World Chess Championship: Viswanathan Anand's Game 4 Against Magnus Carlsen Ends in Exciting Draw
Viswanathan Anand drew Magnus Carlsen in Game 4 to stay level at the World Chess Championship being played in Sochi.
World chess champion Magnus Carlsen and title challenger India's Viswanathan Anand Wednesday decided to split points after 47 moves in their fourth game of the title match held in Russia. (Highlights)
At the end of the fourth game, both players have two points each in the 12-game match.
"Anand started off quite sharply and got into a fine position, but eventually he switched rather unnecessarily to defence. It seems though that he managed to defend it after all," world No.7 and Grandmaster Anish Giri told IANS.
It was a different opening this time around, with Carlsen playing white starting the game with e4.
The Indian chess don decided to be different and opted for the Sicilian defence and played c5.
The game progressed slowly with no pieces going off the board till the 17th move.
Tweeted Giri: "Frankly it looks quite dull, but maybe Magnus will come up with something interesting, as he often manages to."
As if bored with the game's progress, Carlsen went for the first piece exchange at 17th move, trading his knight for the challenger's knight.
Carlsen followed with pawn move c4 with an idea to have a play at the centre.
On move 20, Anand retracted his knight to h7 giving Carlsen some space.
After exchange of pawns, Carlsen went for rook exchange on his 22nd move and brought out his queen to the centre with Qd3.
Tweeted Indian International Master V. Saravanan: "Forget nationalities & admire Carlsen's 23.Qd3: White is a picture of harmony."
At this juncture, experts felt if at all anybody wins it would be Carlsen or the game would end in a draw.
However, the game chugged along with the remaining rooks going off the board with Carlsen going in for an exchange.

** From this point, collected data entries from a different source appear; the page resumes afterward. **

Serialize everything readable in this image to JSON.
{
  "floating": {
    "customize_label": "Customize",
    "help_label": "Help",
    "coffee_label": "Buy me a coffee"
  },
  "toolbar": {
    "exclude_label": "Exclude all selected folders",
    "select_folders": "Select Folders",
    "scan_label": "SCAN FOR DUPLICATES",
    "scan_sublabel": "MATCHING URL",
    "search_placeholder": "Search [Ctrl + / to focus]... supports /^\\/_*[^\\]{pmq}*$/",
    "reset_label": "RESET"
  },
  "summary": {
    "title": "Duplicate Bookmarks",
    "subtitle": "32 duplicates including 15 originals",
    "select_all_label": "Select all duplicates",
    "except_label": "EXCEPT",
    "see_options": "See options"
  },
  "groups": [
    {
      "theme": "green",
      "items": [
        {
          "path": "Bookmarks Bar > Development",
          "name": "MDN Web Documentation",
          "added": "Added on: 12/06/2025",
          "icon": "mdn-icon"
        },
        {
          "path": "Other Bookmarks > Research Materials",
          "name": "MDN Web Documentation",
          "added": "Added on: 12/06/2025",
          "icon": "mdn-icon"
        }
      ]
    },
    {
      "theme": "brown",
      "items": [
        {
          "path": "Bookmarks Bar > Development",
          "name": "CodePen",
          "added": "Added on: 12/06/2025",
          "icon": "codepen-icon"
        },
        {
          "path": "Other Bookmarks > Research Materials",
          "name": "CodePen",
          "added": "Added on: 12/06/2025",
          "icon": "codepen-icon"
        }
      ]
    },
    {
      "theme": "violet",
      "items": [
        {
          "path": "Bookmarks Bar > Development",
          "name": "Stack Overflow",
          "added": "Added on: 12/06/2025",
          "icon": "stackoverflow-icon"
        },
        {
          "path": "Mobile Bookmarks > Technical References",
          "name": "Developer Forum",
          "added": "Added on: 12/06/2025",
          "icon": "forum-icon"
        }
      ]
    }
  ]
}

With both the players having just their queen, knight and five pawns each, and Anand having brought the situation under control, the position was considered even.

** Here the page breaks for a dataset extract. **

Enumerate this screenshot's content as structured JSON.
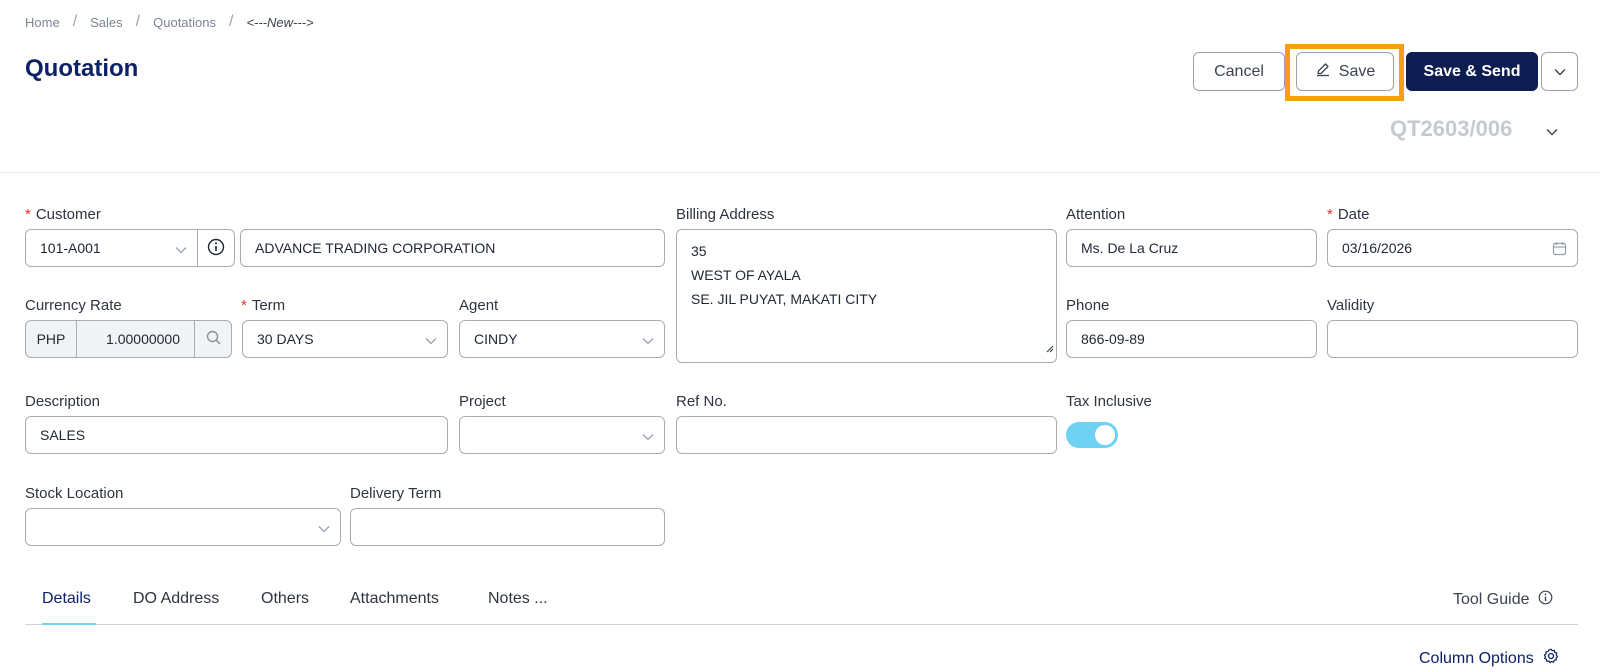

On the chess board, behind every successful king there is a queen. And this turned out to be true for Anand's black king.
Anand held on to his queen despite attempts by Carlsen to exchange them.
For Carlsen, black queen was the hurdle as he was having a better pawn structure which was advantageous at the end.
The Indian's survival chances were centered around his d5 passer pawn.
"But for the black's pawn on d4 square the game was lost for Anand. At the end Carlsen had a draw for asking with perpetual checks whereas it was a challenging task for the challenger Anand to split the points," world No.23 and Indian Grandmaster P. Harikrishna told IANS.
Summing up the fourth game, Giri said: "Good news for him (Anand), but I think it is important for him in the coming games to play with more confidence. Suffering against Carlsen, is a risky thing to do."
Thursday is a rest day. Anand will Friday play white in round 5.
Anand, who had last defeated Carlsen way back in 2010, is looking for his sixth world title.